В «Вишневом саде» происходит немыслимый жанровый разнобой, позволяющий убедиться в том, что Чехов не просто осознанно, но с четким указанием на причастность картины жизни в поместье к провинциальной театральной традиции назвал свою пьесу комедией. Здесь «перепутаны» все традиционные театральные амплуа. Гаев вовсе не трагик (мог бы восприниматься как последний из могикан, утрачивающий жизненное пространство и теряющий себя во времени), а нормальный простак с его пристрастиями к мелким радостям жизни на фоне разрушающегося бытия. В то же время Лопахин отнюдь не простак (что соответствовало бы его социальному происхождению), а подлинный герой, выносящий на своих плечах не только материальные тяготы становящегося капитализма, но и непосильный моральный груз ответственности за сборище безответственных – вот уж поистине простаков. Все на свете перепутавшая Раневская упорно играет инженю со всеми ее всплесками рук и очаровательной забывчивостью пополам с истеричностью; она никак не хочет переходить на давно уготованное ей амплуа «grand dame». Клоунесса Шарлотта несет на своей судьбе отпечаток трагизма, как и принявший в свою кличку слово «несчастья» Епиходов, а подлинной героиней становится суховатая и напряженно чувствительная Варя.

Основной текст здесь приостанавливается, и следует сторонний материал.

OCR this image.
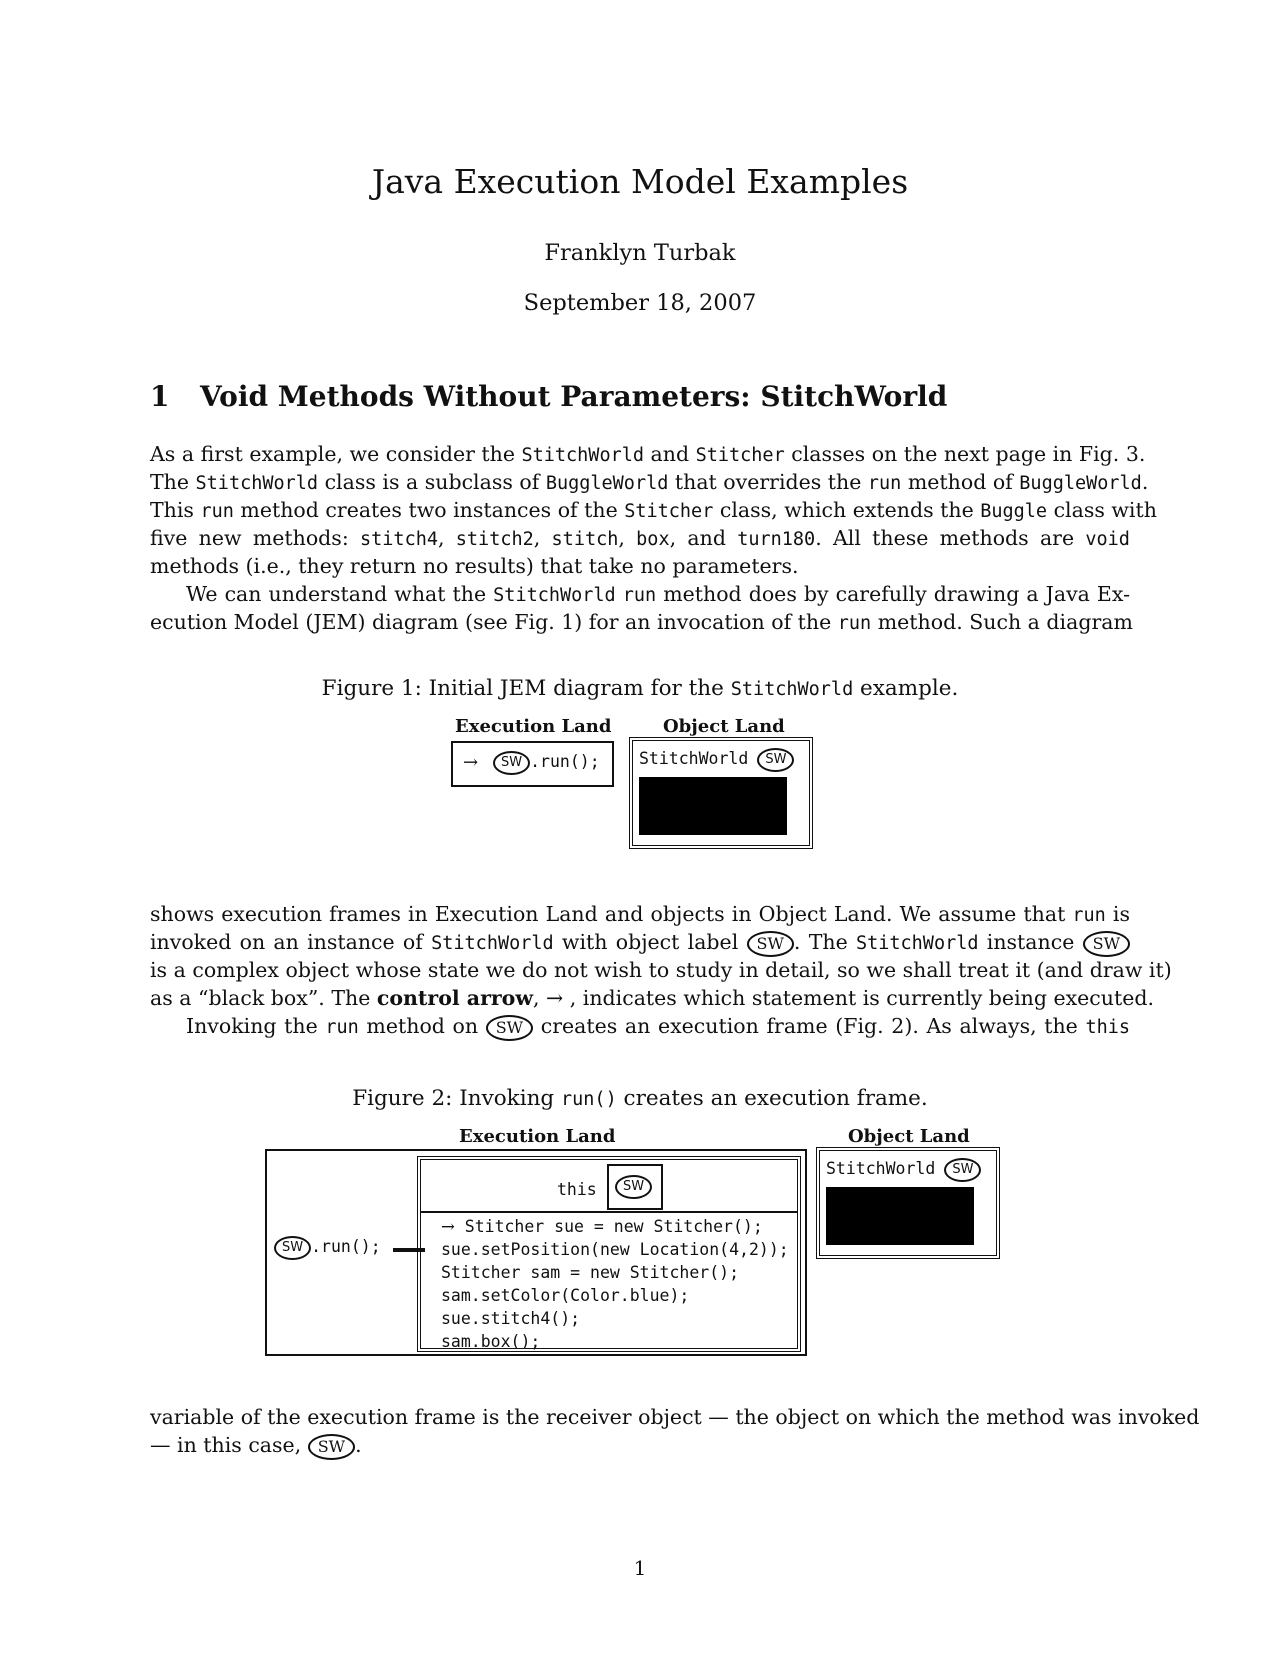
Java Execution Model Examples
Franklyn Turbak
September 18, 2007
1 Void Methods Without Parameters: StitchWorld
As a first example, we consider the StitchWorld and Stitcher classes on the next page in Fig. 3.
The StitchWorld class is a subclass of BuggleWorld that overrides the run method of BuggleWorld.
This run method creates two instances of the Stitcher class, which extends the Buggle class with
five new methods: stitch4, stitch2, stitch, box, and turn180. All these methods are void
methods (i.e., they return no results) that take no parameters.
We can understand what the StitchWorld run method does by carefully drawing a Java Ex-
ecution Model (JEM) diagram (see Fig. 1) for an invocation of the run method. Such a diagram
Figure 1: Initial JEM diagram for the StitchWorld example.
Execution Land	Object Land
→	SW .run(); StitchWorld SW
shows execution frames in Execution Land and objects in Object Land. We assume that run is
invoked on an instance of StitchWorld with object label SW . The StitchWorld instance SW
is a complex object whose state we do not wish to study in detail, so we shall treat it (and draw it)
as a “black box”. The control arrow, → , indicates which statement is currently being executed.
Invoking the run method on SW creates an execution frame (Fig. 2). As always, the this
Figure 2: Invoking run() creates an execution frame.
Execution Land	Object Land
SW .run();
this	SW
→ Stitcher sue = new Stitcher();
sue.setPosition(new Location(4,2));
Stitcher sam = new Stitcher();
sam.setColor(Color.blue);
sue.stitch4();
sam.box();
StitchWorld SW
variable of the execution frame is the receiver object — the object on which the method was invoked
— in this case, SW .
1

Всеми перипетиями несовпадений, преследующих его персонажей Чехов пытается вытолкнуть их за рамки провинциальных театральных клише: скандалов вместо диалогов, драк вместо объятий, надрывности проявлений эмоций и бездеятельности в решительных случаях.

Онтологичность конфликта в полной мере проявила себя не в античной или классицистской трагедии, не у Шекспира или Островского, хотя там она, несомненно, присутствовала. Онтологичность конфликта как одной из форм взаимодействия людей определила генетические признаки психологической драмы сто лет назад и драмы абсурда – пятьдесят лет. Она проявляется и на современной сцене, доказывая странный, на первый взгляд, тезис: драмы абсурда без ругани не бывает.

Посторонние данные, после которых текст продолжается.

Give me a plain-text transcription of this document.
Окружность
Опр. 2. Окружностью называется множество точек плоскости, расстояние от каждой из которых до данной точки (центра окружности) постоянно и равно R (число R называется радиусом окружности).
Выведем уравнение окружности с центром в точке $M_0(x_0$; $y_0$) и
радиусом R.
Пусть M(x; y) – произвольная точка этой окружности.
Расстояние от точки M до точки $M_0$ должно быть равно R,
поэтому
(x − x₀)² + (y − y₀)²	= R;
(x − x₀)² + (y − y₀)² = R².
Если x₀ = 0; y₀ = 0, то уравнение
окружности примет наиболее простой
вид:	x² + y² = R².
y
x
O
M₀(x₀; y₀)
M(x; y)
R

Характерной особенностью брани «ранних» чеховских персонажей в «Медведе» становится употребление иностранных слов. С одной стороны, персонаж характеризуется как образованный, владеющий тонкостями современного обращения с материалом чужой культуры. С другой стороны, этот же персонаж простодушно эксплуатирует иностранные слова, игнорируя их первоначальный смысл и превращая их в бранные на основе негативного эмоционального посыла. Ненависть к иноземному звучанию органично сочетается с ненавистью к противнику, которому адресовано «ругательство». И если «монстр» у Поповой, действительно, имеет адекватный перевод с французского («чудовище, урод»), то ее же «бурбон» соответствует переносному смыслу, укоренившемуся в российском сознании, где название королевской династии стало расшифровываться как «грубый, невежественный человек». Именно так оба эти слова толкуются во всех словарях иностранных слов, издававшихся в России с середины ХХ века.

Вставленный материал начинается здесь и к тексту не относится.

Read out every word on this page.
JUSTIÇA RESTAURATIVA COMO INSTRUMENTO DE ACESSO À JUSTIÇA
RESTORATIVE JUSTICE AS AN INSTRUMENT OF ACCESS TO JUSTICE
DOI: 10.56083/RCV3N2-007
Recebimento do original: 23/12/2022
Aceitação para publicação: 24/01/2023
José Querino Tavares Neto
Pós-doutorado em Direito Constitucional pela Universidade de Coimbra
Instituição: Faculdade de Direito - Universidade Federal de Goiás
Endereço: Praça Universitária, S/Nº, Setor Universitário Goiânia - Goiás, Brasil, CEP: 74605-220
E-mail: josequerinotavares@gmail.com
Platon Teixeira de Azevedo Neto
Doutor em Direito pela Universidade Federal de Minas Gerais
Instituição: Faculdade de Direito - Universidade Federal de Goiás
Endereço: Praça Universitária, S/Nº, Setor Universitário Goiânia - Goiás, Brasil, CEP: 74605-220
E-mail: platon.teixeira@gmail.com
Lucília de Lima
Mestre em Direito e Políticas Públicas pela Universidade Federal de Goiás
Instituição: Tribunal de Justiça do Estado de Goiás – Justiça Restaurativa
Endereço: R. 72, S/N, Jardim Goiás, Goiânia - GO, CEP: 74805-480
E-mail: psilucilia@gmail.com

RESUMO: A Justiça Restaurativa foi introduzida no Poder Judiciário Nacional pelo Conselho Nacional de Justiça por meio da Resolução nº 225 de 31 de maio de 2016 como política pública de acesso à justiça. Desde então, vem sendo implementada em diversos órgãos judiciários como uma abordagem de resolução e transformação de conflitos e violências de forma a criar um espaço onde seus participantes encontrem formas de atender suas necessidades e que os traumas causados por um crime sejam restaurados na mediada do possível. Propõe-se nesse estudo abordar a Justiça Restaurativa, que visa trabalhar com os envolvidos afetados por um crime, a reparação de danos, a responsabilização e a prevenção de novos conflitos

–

В то же время для чеховских персонажей бранное слово вполне абсурдно становится способом самоутверждения человека в том или ином его качестве. Так, вопреки традиции, дама готова драться на дуэли, и брань как форма взаимодействия с партнером является лишь частью по-новому решаемой гендерной проблемы: «Равноправность так равноправность, черт возьми! – ругается Смирнов. – К барьеру!»

Брань – это проявление ненависти и способ избывания ненависти. Как это звучит во время скандала Треплева и Аркадиной в третьем действии «Чайки». Здесь важна не только резкая вспышка недовольства сына и матери друг другом, абсурдная в плане незначительности ее причин, но и понятная во взаимоотношениях ближайших родственников. У Чехова ругаются к тому же представители двух непримиримо враждующих тенденций в искусстве: актриса, стремящаяся к популярности, превыше всего ценящая успех у широкой публики, – и писатель элитарного толка, презирающий толпу за сам факт ее существования, а заодно – за неготовность воспринимать его художественные откровения.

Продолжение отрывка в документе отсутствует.